La psychologie de Descartes n’est point celle des écossais ni des éclectiques, c’est la psychologie physiologique de notre époque, dont on peut le considérer comme le fondateur. Pour Descartes, il n’y a pas de psychologie détachée, qui serait indépendante de la métaphysique d’une part, de la physiologie de l’autre. Étudiez-vous les faits particuliers et les lois particulières de la vie intérieure, les passions et les émotions, tout ce qui provient de ce que l’esprit est uni à la matière et « ne fait qu’un avec elle, » alors, les mouvemens de l’organisme rendront compte de ce qui, dans nos états internes, peut devenir l’objet d’une vraie science. Étudiez-vous la pensée et ses lois radicales, ce que Descartes appelle les a principes de la connaissance humaine, » identiques aux principes de l’existence telle que nous pouvons la saisir ; alors vous êtes en pleine métaphysique. De même, lorsque vous étudiez la volonté libre, avec sa puissance infinie en Dieu et même chez l’homme. Les phénomènes de la nature humaine sont donc, pour Descartes, ou tout intellectuels et métaphysiques, ou tout corporels et mécaniques. Ou plutôt, ils sont toujours à la fois une série de « pensées » et une série de « mouvemens. »

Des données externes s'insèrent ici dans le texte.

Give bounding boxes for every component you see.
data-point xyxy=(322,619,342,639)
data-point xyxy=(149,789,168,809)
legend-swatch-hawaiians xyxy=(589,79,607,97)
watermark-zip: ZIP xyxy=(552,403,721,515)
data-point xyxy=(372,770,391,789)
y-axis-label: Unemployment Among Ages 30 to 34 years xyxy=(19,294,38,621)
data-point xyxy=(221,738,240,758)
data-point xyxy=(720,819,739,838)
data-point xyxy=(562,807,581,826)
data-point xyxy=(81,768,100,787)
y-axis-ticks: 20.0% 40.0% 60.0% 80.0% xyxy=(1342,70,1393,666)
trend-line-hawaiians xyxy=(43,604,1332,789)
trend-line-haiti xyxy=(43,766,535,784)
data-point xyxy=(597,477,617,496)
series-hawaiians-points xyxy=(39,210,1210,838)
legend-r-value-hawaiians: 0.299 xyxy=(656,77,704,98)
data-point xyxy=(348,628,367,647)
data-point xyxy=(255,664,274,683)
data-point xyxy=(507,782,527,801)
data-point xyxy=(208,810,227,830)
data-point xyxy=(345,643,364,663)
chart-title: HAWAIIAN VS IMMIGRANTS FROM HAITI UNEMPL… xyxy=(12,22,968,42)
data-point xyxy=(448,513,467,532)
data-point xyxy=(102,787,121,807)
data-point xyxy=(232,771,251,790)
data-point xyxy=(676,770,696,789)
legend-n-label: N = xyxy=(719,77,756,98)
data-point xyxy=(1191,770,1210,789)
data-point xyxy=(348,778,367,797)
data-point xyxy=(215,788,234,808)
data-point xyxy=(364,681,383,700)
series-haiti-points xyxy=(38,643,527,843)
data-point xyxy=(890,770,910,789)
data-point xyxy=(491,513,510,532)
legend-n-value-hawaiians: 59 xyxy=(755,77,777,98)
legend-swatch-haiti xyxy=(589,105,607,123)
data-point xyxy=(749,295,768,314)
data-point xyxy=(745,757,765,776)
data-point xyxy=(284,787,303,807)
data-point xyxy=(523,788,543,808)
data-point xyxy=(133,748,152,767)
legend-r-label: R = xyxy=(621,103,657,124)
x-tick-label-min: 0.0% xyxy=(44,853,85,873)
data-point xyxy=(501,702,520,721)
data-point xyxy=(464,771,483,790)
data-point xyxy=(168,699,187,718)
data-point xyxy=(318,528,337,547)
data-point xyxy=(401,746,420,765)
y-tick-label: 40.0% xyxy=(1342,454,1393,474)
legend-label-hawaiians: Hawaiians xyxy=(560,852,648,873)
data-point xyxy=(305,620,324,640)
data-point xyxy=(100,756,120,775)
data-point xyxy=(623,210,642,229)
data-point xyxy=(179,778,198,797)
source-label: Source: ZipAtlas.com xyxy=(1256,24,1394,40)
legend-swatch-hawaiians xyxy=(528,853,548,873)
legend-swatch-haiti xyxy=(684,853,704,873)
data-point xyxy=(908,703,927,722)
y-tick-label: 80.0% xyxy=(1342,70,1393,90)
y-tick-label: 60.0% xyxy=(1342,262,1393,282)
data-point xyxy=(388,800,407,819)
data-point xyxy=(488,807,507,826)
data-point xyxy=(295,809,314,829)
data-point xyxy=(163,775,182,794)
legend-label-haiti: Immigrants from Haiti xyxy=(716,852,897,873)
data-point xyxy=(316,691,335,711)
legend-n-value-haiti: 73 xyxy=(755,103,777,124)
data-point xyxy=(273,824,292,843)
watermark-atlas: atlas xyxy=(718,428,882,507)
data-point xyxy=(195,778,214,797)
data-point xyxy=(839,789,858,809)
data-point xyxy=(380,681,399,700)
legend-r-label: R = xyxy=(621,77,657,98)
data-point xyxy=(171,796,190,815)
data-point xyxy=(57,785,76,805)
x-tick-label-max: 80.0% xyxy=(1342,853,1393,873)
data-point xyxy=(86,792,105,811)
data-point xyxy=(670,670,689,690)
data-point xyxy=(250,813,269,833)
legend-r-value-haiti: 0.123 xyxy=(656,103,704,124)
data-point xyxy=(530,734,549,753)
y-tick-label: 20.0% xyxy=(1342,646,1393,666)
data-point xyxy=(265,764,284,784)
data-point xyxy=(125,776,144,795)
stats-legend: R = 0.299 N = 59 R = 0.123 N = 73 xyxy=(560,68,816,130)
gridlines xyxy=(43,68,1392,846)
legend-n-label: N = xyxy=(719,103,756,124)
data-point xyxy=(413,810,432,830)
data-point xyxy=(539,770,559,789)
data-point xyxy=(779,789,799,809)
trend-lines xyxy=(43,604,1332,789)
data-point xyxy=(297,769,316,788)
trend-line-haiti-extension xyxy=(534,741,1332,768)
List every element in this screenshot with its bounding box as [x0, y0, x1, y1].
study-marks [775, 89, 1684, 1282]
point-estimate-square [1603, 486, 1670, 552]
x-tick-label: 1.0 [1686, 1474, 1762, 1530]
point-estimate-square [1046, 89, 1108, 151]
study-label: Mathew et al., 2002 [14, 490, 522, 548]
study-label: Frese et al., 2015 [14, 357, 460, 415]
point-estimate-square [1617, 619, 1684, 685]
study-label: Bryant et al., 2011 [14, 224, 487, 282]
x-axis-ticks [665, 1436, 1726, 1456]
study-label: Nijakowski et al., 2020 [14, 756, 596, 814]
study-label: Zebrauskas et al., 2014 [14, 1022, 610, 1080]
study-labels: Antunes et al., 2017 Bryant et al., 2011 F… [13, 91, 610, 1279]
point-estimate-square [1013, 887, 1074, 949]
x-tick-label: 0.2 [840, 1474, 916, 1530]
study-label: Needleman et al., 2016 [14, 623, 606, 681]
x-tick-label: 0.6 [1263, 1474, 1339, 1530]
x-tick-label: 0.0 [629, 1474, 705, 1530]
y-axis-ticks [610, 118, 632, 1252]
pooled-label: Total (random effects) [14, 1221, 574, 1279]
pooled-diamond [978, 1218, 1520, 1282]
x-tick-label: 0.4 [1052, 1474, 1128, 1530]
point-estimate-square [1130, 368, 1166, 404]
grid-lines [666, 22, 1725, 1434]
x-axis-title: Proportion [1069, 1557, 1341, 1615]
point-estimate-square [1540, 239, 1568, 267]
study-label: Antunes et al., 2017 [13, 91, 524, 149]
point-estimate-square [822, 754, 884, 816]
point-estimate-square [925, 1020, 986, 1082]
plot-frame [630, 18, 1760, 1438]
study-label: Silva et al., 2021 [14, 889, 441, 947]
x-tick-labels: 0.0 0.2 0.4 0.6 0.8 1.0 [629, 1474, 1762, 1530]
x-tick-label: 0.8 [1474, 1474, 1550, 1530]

On peut considérer le Traité des passions de l’âme comme le premier modèle de la psychologie scientifique aujourd’hui en honneur. La physiologie, en effet, n’y tient pas moins de place que la psychologie même. La théorie de l’association ou liaison des idées, expliquée par la liaison des traces du cerveau et par le mécanisme de l’habitude, se trouve esquissée dans Descartes, très développée chez Malebranche et Spinoza ; si bien que cette théorie prétendue anglaise est encore cartésienne. Mais, chez Descartes, tout tend à cette forme déductive que Spinoza devait, dans son Éthique, adopter en l’exagérant. Spinoza a fait la géométrie des passions, Descartes en a fait la physiologie.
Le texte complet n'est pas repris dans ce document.